Some of the notable acquisitions in the past include that of D&D Commodities Ltd., a leading provider of premium bird feed; Green Garden Products, a leading provider of vegetable, herb and flower seed packets, seed starters and plant nutrients; and Hopewell Nursery, a leading live goods grower. The company had also acquired DoMyOwn.com, a leading and fast-growing online retailer of professional-grade control products.

Shares of this Zacks Rank #2 (Buy) company have fallen 4.3% in the past three months compared with the industry’s decline of 10.2%.

3 Stocks Looking Red Hot

We have highlighted three better-ranked stocks, namely Dollar Tree (DLTR - Free Report) , Sysco Corporation (SYY - Free Report) and United Natural Foods (UNFI - Free Report) .

Dollar Tree, which operates discount variety retail stores, flaunts a Zacks Rank #1 (Strong Buy) at present. DLTR has a trailing four-quarter earnings surprise of 13.1%, on average. You can see the complete list of today’s Zacks #1 Rank stocks here.

The Zacks Consensus Estimate for Dollar Tree’s current financial-year sales and EPS suggests growth of 6.7% and 40.5%, respectively, from the year-ago reported numbers. DLTR has an expected EPS growth rate of 15.5% for three-five years.

Sysco Corporation, which is engaged in the marketing and distribution of various food and related products, sports a Zacks Rank #1. The company has a trailing four-quarter earnings surprise of 9.1%, on average.

The Zacks Consensus Estimate for Sysco Corporation’s current financial year sales and EPS suggests growth of 32.6% and 124.3%, respectively, from the year-ago period. SYY has an expected EPS growth rate of 11% for three-five years.
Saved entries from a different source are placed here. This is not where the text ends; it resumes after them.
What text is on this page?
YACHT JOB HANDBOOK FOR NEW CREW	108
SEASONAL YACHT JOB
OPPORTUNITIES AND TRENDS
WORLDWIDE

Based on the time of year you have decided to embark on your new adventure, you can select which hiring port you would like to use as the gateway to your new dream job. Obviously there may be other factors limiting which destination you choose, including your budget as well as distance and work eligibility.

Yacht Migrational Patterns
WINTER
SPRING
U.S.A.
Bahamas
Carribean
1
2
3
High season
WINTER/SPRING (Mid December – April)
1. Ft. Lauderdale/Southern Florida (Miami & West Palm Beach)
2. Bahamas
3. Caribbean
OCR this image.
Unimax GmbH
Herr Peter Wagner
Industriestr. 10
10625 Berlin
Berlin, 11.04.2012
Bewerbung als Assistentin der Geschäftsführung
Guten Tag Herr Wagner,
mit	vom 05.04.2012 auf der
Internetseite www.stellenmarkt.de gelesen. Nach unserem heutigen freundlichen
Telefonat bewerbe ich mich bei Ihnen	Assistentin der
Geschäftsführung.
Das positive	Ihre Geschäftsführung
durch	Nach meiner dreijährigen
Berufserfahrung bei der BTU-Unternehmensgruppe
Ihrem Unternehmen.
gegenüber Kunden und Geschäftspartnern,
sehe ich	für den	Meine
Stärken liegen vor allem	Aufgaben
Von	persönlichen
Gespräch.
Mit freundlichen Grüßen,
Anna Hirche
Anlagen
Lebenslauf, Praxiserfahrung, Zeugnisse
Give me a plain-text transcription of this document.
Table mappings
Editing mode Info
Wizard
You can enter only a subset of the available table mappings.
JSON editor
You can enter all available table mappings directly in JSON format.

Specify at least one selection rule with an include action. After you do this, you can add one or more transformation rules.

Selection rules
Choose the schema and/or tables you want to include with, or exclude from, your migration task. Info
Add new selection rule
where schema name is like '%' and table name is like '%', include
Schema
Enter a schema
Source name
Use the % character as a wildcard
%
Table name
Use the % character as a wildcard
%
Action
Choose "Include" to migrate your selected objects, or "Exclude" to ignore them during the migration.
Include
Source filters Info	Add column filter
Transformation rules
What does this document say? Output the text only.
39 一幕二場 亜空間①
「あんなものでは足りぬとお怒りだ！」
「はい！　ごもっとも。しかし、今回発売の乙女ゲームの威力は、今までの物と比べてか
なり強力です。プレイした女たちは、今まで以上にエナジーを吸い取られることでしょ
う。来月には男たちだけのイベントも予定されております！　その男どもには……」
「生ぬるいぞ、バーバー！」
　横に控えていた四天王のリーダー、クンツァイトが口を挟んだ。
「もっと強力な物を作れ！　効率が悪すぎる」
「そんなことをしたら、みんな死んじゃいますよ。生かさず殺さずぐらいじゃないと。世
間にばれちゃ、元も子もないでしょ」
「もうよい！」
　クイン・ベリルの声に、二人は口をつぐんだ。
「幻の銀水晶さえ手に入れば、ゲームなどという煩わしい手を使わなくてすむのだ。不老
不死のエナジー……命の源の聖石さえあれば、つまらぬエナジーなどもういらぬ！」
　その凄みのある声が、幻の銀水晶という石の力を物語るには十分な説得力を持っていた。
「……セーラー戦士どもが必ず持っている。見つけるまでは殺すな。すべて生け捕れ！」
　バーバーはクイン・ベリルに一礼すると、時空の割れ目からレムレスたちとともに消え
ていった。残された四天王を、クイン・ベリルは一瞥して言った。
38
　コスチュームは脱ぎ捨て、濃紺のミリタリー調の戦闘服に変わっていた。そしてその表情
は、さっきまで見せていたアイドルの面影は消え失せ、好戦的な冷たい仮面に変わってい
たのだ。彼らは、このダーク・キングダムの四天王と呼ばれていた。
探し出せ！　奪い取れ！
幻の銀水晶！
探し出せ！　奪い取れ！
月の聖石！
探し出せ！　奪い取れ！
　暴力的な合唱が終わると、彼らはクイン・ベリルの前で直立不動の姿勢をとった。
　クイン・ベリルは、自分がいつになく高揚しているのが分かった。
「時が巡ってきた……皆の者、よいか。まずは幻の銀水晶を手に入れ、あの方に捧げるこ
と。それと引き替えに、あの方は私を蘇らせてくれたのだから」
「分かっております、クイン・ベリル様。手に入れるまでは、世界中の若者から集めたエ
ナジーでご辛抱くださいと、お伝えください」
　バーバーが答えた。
United Natural Foods, one of the premier grocery wholesalers delivering the widest variety of fresh, branded, and owned brand products, carries a Zacks Rank #1 at present. UNFI has a trailing four-quarter earnings surprise of 29.9%, on average.

The Zacks Consensus Estimate for United Natural Foods’s current financial-year sales and EPS suggests growth of 7.2% and 4.9%, respectively, from the year-ago reported numbers.